Electricity is developed in bodies from a variety of causes, among which are friction, pressure, chemical action, heat, and magnetism. We are acquainted with it only through the peculiarity of its action, and it behaves as a subtile, imponderable fluid of a compound nature, possessing opposite polarity when excited, giving rise to positive and negative electricities, but when at rest these forces seem to neutralize each other, and as such pervade all matter.
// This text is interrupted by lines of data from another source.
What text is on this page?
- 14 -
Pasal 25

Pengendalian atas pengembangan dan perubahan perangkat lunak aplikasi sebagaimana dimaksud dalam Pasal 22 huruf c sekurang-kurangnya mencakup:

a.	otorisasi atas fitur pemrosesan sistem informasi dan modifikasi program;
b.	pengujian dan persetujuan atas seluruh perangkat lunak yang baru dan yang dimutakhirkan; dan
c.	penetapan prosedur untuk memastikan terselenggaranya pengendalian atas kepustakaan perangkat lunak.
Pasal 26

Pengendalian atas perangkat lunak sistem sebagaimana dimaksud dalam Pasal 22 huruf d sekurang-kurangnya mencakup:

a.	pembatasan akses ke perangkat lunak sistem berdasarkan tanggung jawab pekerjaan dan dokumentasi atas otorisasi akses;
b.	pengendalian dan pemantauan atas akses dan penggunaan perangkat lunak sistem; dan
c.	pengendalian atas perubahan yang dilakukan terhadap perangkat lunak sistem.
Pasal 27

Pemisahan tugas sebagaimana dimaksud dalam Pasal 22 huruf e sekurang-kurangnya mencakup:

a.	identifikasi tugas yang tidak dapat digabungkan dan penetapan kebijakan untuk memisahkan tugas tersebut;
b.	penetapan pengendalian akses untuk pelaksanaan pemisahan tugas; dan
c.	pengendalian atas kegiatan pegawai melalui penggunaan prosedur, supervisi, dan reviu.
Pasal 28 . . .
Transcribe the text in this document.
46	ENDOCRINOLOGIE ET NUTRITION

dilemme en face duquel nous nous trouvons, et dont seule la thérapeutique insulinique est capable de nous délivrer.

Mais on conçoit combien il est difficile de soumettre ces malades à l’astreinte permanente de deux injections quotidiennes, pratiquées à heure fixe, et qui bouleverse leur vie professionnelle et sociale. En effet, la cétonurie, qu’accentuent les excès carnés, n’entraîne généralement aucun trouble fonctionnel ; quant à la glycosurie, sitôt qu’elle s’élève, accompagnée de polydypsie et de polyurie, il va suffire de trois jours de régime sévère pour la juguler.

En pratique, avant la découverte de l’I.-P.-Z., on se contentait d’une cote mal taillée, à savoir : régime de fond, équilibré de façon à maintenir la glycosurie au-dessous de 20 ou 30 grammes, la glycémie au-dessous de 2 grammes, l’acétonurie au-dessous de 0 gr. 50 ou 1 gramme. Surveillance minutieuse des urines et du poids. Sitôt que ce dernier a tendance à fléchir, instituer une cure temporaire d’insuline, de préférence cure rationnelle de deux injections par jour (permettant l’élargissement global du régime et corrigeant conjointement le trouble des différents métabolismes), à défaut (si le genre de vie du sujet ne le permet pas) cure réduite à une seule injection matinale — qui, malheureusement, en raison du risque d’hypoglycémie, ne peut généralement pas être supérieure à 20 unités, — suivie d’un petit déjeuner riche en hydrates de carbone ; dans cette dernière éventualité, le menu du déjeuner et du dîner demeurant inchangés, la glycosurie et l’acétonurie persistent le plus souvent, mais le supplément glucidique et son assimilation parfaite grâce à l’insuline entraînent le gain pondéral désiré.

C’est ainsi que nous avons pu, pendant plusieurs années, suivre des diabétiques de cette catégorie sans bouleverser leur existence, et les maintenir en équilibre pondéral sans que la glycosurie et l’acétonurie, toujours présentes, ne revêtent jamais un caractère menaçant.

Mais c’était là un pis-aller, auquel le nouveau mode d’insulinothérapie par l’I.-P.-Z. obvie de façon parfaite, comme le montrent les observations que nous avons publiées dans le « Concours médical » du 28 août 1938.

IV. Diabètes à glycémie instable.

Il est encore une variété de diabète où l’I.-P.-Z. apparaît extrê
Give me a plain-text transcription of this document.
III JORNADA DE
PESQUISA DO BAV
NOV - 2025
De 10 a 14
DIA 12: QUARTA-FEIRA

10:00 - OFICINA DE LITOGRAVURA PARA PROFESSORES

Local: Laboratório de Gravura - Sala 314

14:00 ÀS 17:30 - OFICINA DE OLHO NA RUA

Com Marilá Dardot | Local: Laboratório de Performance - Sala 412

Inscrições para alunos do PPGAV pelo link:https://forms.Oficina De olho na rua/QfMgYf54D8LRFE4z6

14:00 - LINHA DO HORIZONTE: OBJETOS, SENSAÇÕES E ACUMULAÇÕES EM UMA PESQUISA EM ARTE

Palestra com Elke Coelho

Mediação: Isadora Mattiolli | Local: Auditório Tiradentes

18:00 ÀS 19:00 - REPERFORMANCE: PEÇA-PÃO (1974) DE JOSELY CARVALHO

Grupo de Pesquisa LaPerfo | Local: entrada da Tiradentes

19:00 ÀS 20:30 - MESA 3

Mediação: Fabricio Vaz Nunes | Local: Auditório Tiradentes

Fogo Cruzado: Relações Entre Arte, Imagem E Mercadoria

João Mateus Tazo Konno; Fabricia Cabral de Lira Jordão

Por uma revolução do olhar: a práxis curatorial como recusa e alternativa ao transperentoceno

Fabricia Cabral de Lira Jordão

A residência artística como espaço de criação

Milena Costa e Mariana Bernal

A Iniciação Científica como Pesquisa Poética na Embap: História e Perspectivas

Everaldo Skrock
Chemical action is usually the most convenient for obtaining electricity for medicinal purposes, and the arrangement through which this is accomplished is called a cell or battery.
A battery in its simplest construction is made of a plate of zinc and a plate of copper partially immersed in dilute sulphuric acid. A disturbance of the neutral electricity now ensues, and by means of a delicate instrument, it may be observed that the zinc plate possesses a feeble charge of negative and the copper a feeble charge of positive electricity; at the same time there is a slight escape of hydrogen from the surface of the zinc. If now the plates are connected by means of a metallic wire, the chemical action increases and the hydrogen gas is now discharged from the surface of the copper. The wire is now traversed by an electric or voltaic current, which imparts to the connecting wire, thermal, magnetic and other properties.
Apostoli’s method of employing intense galvanic currents without discomfort or injury to the patient.
The internal electrode, which he calls the excitateur intrauterin is held in the hand of the operator. The dispersing electrode covers the abdomen.
The electricity does not, however, correspond to that which was peculiar to the metallic plates before they were connected by the wire, but the opposite electrical conditions discharge themselves from the wire: the direction of the current in the fluid, being from the positive or copper plate to the zinc or negative plate, and vice versa, so that the wire of the zinc plate is now positive, while that of the copper is negative.
Poles and electrodes. The wires or terminals are called the poles of the battery; instead of the term poles, the word electrode is now generally used. From what was said of the origin and direction of the current in the fluid, it is important to remember that the positive electrode or wire is connected to the negative plate, while the negative electrode is connected with the positive plate.